I manage very differently now.
Mark Parkinson: When [our assisted-living facility] went from two buildings to three, our third building was in a remote location. We cared more about our residents and our employees than anybody could possibly care, but we just hadn’t figured out how to do it when we weren’t able to have our fingers into everything.
When you run a facility, you get an annual survey [from the state]. And we had a terrible survey — a survey that was so bad that we were prohibited from admitting new residents until we cleaned up the deficiencies. And to make matters worse, CBS was doing a national exposé on how terrible nursing homes were, and they had their cameras in front of our building, like, “Here’s this terrible building.” Nobody got hurt — it wasn’t like we dropped a resident and they died, or we didn’t feed somebody. But it was all stuff where somebody could have been hurt.

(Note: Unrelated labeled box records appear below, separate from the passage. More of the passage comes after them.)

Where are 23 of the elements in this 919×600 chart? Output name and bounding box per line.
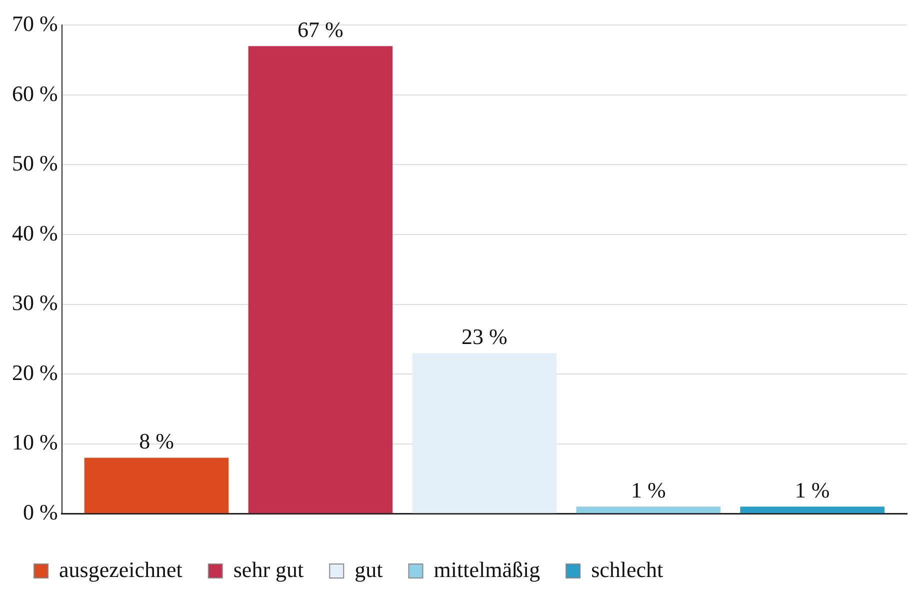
y-tick-label: 30 %: [12, 290, 58, 316]
data-label: 23 %: [462, 324, 508, 349]
bar: [576, 506, 721, 514]
legend-label: sehr gut: [233, 556, 304, 582]
bar: [740, 506, 884, 514]
y-tick-label: 10 %: [12, 430, 58, 455]
legend-label: schlecht: [591, 556, 664, 582]
legend-label: mittelmäßig: [434, 556, 540, 582]
legend-label: gut: [354, 556, 383, 582]
data-label: 1 %: [630, 477, 666, 502]
legend-label: ausgezeichnet: [59, 556, 182, 582]
y-tick-label: 70 %: [12, 10, 58, 36]
y-tick-label: 50 %: [12, 150, 58, 176]
data-label: 1 %: [794, 477, 830, 502]
y-tick-label: 60 %: [12, 80, 58, 106]
bar: [412, 353, 557, 514]
y-tick-label: 20 %: [12, 360, 58, 385]
data-label: 8 %: [139, 428, 174, 454]
bar: [248, 46, 393, 514]
bar: [84, 458, 229, 514]
data-label: 67 %: [298, 16, 344, 42]
y-tick-label: 0 %: [23, 499, 58, 524]
y-tick-label: 40 %: [12, 220, 58, 246]
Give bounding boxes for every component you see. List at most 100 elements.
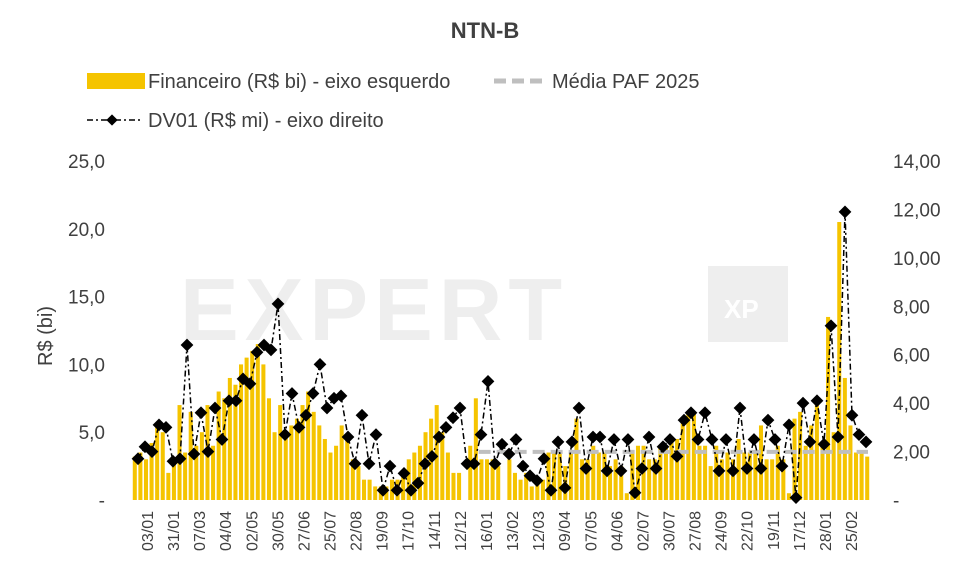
bar (803, 445, 808, 500)
svg-text:EXPERT: EXPERT (180, 260, 568, 359)
bar (434, 405, 439, 500)
chart-title: NTN-B (451, 18, 519, 43)
dv01-marker (446, 411, 460, 425)
bar (166, 472, 171, 500)
bar (786, 493, 791, 500)
dv01-marker (761, 413, 775, 427)
bar (222, 398, 227, 500)
dv01-marker (474, 428, 488, 441)
bar (647, 459, 652, 500)
bar (848, 425, 853, 500)
dv01-marker (698, 406, 712, 420)
dv01-marker (250, 345, 264, 359)
dv01-marker (194, 406, 208, 420)
bar (311, 411, 316, 500)
bar (445, 452, 450, 500)
dv01-marker (509, 433, 523, 446)
dv01-marker (362, 457, 376, 471)
bar (658, 445, 663, 500)
bar (440, 432, 445, 500)
right-tick-label: 14,00 (893, 152, 941, 173)
bar (557, 452, 562, 500)
bar (540, 479, 545, 500)
bar (663, 445, 668, 500)
right-tick-label: 4,00 (893, 394, 930, 415)
dv01-marker (845, 408, 859, 422)
bar (529, 486, 534, 500)
bar (613, 459, 618, 500)
dv01-marker (418, 457, 432, 471)
dv01-marker (306, 387, 320, 400)
bar (552, 452, 557, 500)
bar (339, 425, 344, 500)
bar (171, 459, 176, 500)
dv01-marker (215, 433, 229, 446)
bar (345, 438, 350, 500)
dv01-marker (810, 394, 824, 408)
legend-item-financeiro: Financeiro (R$ bi) - eixo esquerdo (87, 71, 450, 93)
dv01-marker (621, 433, 635, 446)
left-tick-label: - (99, 491, 105, 512)
x-tick-label: 02/07 (635, 511, 652, 551)
x-tick-label: 12/03 (531, 511, 548, 551)
bar (619, 466, 624, 500)
svg-text:XP: XP (724, 294, 759, 324)
dv01-marker (355, 408, 369, 422)
bar (417, 445, 422, 500)
bar (155, 424, 160, 500)
bar (272, 432, 277, 500)
bar (350, 459, 355, 500)
bar (568, 452, 573, 500)
bar (691, 411, 696, 500)
x-tick-label: 13/02 (505, 511, 522, 551)
dv01-marker (747, 433, 761, 446)
right-tick-label: 6,00 (893, 346, 930, 367)
x-tick-label: 30/05 (270, 511, 287, 551)
legend-item-dv01: DV01 (R$ mi) - eixo direito (87, 110, 384, 132)
bar (227, 377, 232, 500)
bar (842, 377, 847, 500)
bar (278, 405, 283, 500)
legend-item-media: Média PAF 2025 (494, 71, 700, 93)
dv01-marker (593, 430, 607, 444)
x-tick-label: 04/06 (609, 511, 626, 551)
bar (479, 459, 484, 500)
bar (490, 459, 495, 500)
x-tick-label: 28/01 (818, 511, 835, 551)
x-tick-label: 22/10 (740, 511, 757, 551)
dv01-marker (705, 433, 719, 446)
x-tick-label: 31/01 (166, 511, 183, 551)
bar (138, 452, 143, 500)
bar (753, 452, 758, 500)
dv01-marker (376, 483, 390, 497)
dv01-marker (278, 428, 292, 441)
bar (602, 452, 607, 500)
dv01-marker (733, 401, 747, 415)
x-tick-label: 03/01 (140, 511, 157, 551)
bar (686, 411, 691, 500)
x-tick-label: 19/11 (766, 511, 783, 550)
dv01-marker (292, 421, 306, 434)
bar (239, 364, 244, 500)
bar (356, 466, 361, 500)
bar (770, 459, 775, 500)
dv01-marker (313, 358, 327, 371)
x-tick-label: 30/07 (662, 511, 679, 551)
bar (250, 350, 255, 500)
dv01-marker (390, 483, 404, 497)
dv01-marker (229, 394, 243, 408)
bar (294, 418, 299, 500)
bar (194, 445, 199, 500)
x-tick-label: 17/12 (792, 511, 809, 551)
bar (183, 452, 188, 500)
bar (865, 456, 870, 500)
bar (697, 445, 702, 500)
dv01-marker (768, 433, 782, 446)
bar (524, 472, 529, 500)
bar (731, 459, 736, 500)
bar (373, 486, 378, 500)
dv01-marker (432, 430, 446, 444)
left-tick-label: 10,0 (68, 355, 105, 376)
x-tick-label: 04/04 (218, 511, 235, 551)
dv01-marker (173, 452, 187, 466)
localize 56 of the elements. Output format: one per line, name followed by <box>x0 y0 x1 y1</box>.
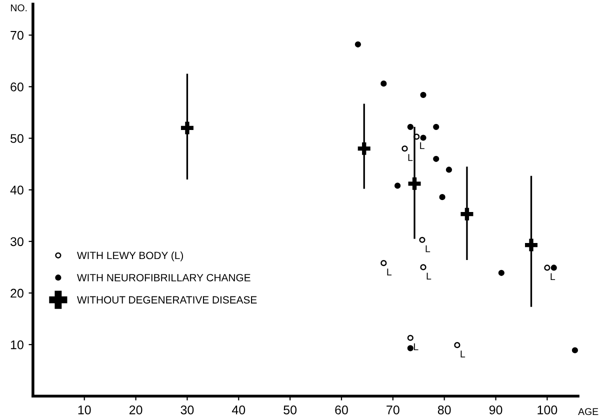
x-tick-label: 90 <box>489 406 502 414</box>
point <box>446 166 452 173</box>
x-tick-label: 20 <box>129 406 142 414</box>
legend-label: WITH NEUROFIBRILLARY CHANGE <box>76 274 250 282</box>
x-tick-label: 50 <box>284 406 297 414</box>
point <box>419 236 426 243</box>
y-tick-label: 30 <box>10 237 24 246</box>
point <box>358 142 370 155</box>
y-axis-title: NO. <box>11 4 27 12</box>
point <box>544 264 550 271</box>
point <box>433 156 440 162</box>
point <box>420 264 426 270</box>
annotation: L <box>460 350 466 358</box>
x-tick-label: 70 <box>386 406 400 414</box>
x-axis-title: AGE <box>578 408 598 416</box>
point <box>498 270 504 276</box>
x-tick-label: 30 <box>180 406 194 414</box>
x-tick-label: 80 <box>438 406 451 414</box>
point <box>354 41 361 48</box>
point <box>524 238 538 252</box>
point <box>407 334 414 341</box>
point <box>407 124 414 130</box>
point <box>433 124 440 130</box>
y-tick-label: 40 <box>10 186 24 194</box>
annotation: L <box>426 245 430 252</box>
point <box>550 264 557 271</box>
annotation: L <box>414 343 418 350</box>
annotation: L <box>426 272 432 280</box>
point <box>408 177 421 190</box>
point <box>439 194 446 200</box>
y-tick-label: 20 <box>10 288 24 298</box>
point <box>180 122 194 134</box>
point <box>572 347 578 354</box>
x-tick-label: 10 <box>78 406 91 414</box>
point <box>394 182 401 189</box>
point <box>454 342 460 348</box>
y-tick-label: 50 <box>10 134 24 143</box>
x-tick-label: 60 <box>335 406 348 414</box>
annotation: L <box>420 142 424 149</box>
legend-label: WITH LEWY BODY (L) <box>76 251 183 262</box>
y-tick-label: 60 <box>10 82 24 92</box>
x-tick-label: 100 <box>538 406 558 414</box>
x-tick-label: 40 <box>232 406 246 414</box>
point <box>407 345 414 352</box>
point <box>460 208 474 220</box>
point <box>420 92 426 98</box>
point <box>380 80 387 87</box>
y-tick-label: 10 <box>10 340 24 350</box>
point <box>420 134 426 141</box>
legend-label: WITHOUT DEGENERATIVE DISEASE <box>76 296 257 304</box>
y-tick-label: 70 <box>10 30 24 40</box>
point <box>402 146 408 152</box>
annotation: L <box>387 268 392 276</box>
annotation: L <box>408 154 413 161</box>
annotation: L <box>550 273 556 280</box>
point <box>380 260 387 266</box>
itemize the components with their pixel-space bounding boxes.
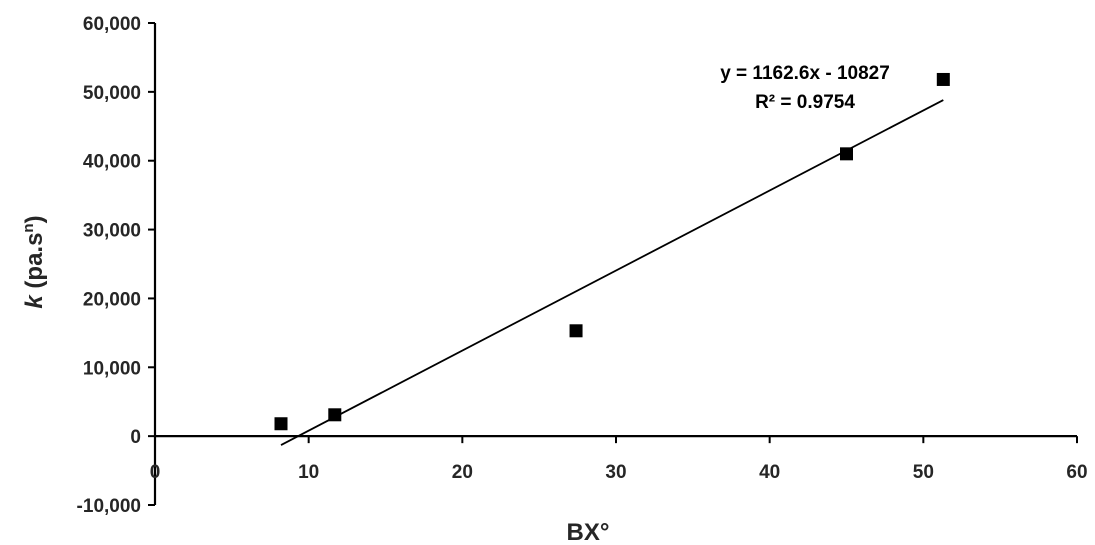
y-tick-label: 40,000 — [83, 152, 141, 173]
x-ticks: 0 10 20 30 40 50 60 — [150, 436, 1088, 483]
data-point-marker — [569, 324, 583, 338]
y-tick-label: 20,000 — [83, 289, 141, 310]
data-points — [274, 72, 950, 431]
x-axis-title: BX° — [567, 519, 610, 545]
trendline-equation: y = 1162.6x - 10827 — [720, 63, 890, 84]
x-tick-label: 30 — [605, 462, 626, 483]
y-tick-label: 0 — [130, 427, 141, 448]
trendline-r-squared: R² = 0.9754 — [755, 92, 855, 113]
x-tick-label: 10 — [298, 462, 319, 483]
x-tick-label: 40 — [759, 462, 780, 483]
y-tick-label: 30,000 — [83, 221, 141, 242]
data-point-marker — [840, 147, 853, 161]
data-point-marker — [936, 72, 950, 86]
axes — [153, 23, 1077, 505]
x-tick-label: 20 — [452, 462, 473, 483]
x-tick-label: 0 — [150, 462, 161, 483]
y-ticks: -10,000 0 10,000 20,000 30,000 40,000 50,000 60… — [77, 14, 155, 517]
x-tick-label: 50 — [913, 462, 934, 483]
y-axis-title-unit: (pa.s — [21, 233, 48, 296]
y-tick-label: 10,000 — [83, 358, 141, 379]
y-axis-title-main: k — [21, 294, 48, 309]
trendline — [280, 99, 944, 446]
trendline-group — [280, 99, 944, 446]
y-tick-label: -10,000 — [77, 496, 141, 517]
y-axis-title: k (pa.sn) — [20, 215, 48, 308]
y-axis-title-superscript: n — [20, 223, 37, 232]
x-tick-label: 60 — [1066, 462, 1087, 483]
y-tick-label: 60,000 — [83, 14, 141, 35]
y-tick-label: 50,000 — [83, 83, 141, 104]
data-point-marker — [274, 417, 288, 431]
data-point-marker — [328, 408, 342, 422]
y-axis-title-close: ) — [21, 215, 48, 223]
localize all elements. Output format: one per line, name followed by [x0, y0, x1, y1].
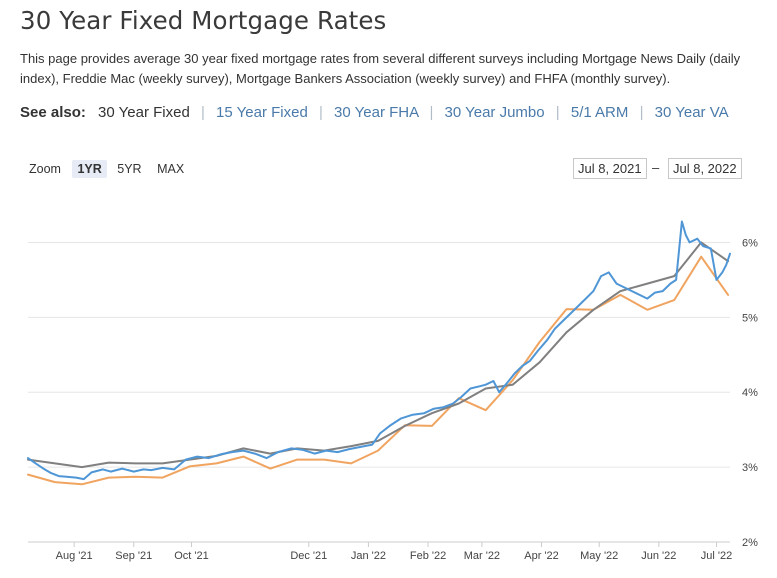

A lawyer by training, Parkinson served as a Kansas state senator before founding a chain of assisted-living facilities in 1996. (Sean Scheidt)
We were completely crushed, but it ended up being a good lesson. Our thought for the first 48 hours was, “These state surveyors, they’re terrible, they’re unfair, they don’t understand how much we care about the residents.”
And then as we reflected on it, we realized it was our fault. We had screwed up. We didn’t have the right systems in place. We had the mission part down at that point, but we didn’t have the metrics part down yet. Instead of looking out the window and saying, “Who caused this?,” we looked in the mirror and realized we had caused it. We recovered, we got better, and we became a much better operation.
Q: What's next for you? What's your biggest goal at this point in your career?
Maria Gomez: If I had a dream job, it would probably be being the dean of a university, where I could actually decide the kinds of things that our community really needs to train people for; getting real jobs and livable wages for folks.
Mark Parkinson: My personal mission statement right now is to have a meaningful relationship with my kids when they’re in their 40s. That means I have to stay healthy, because our youngest is 24, so I’ve got to make it to 77 for her. That’s my personal mission.
Dominick Johnson: What’s important is the people that are working with me. I want to continue to help them grow and continue to see more people be in my position. I have a long career ahead of me at this company, but I want to make sure that I have people who come with me, too.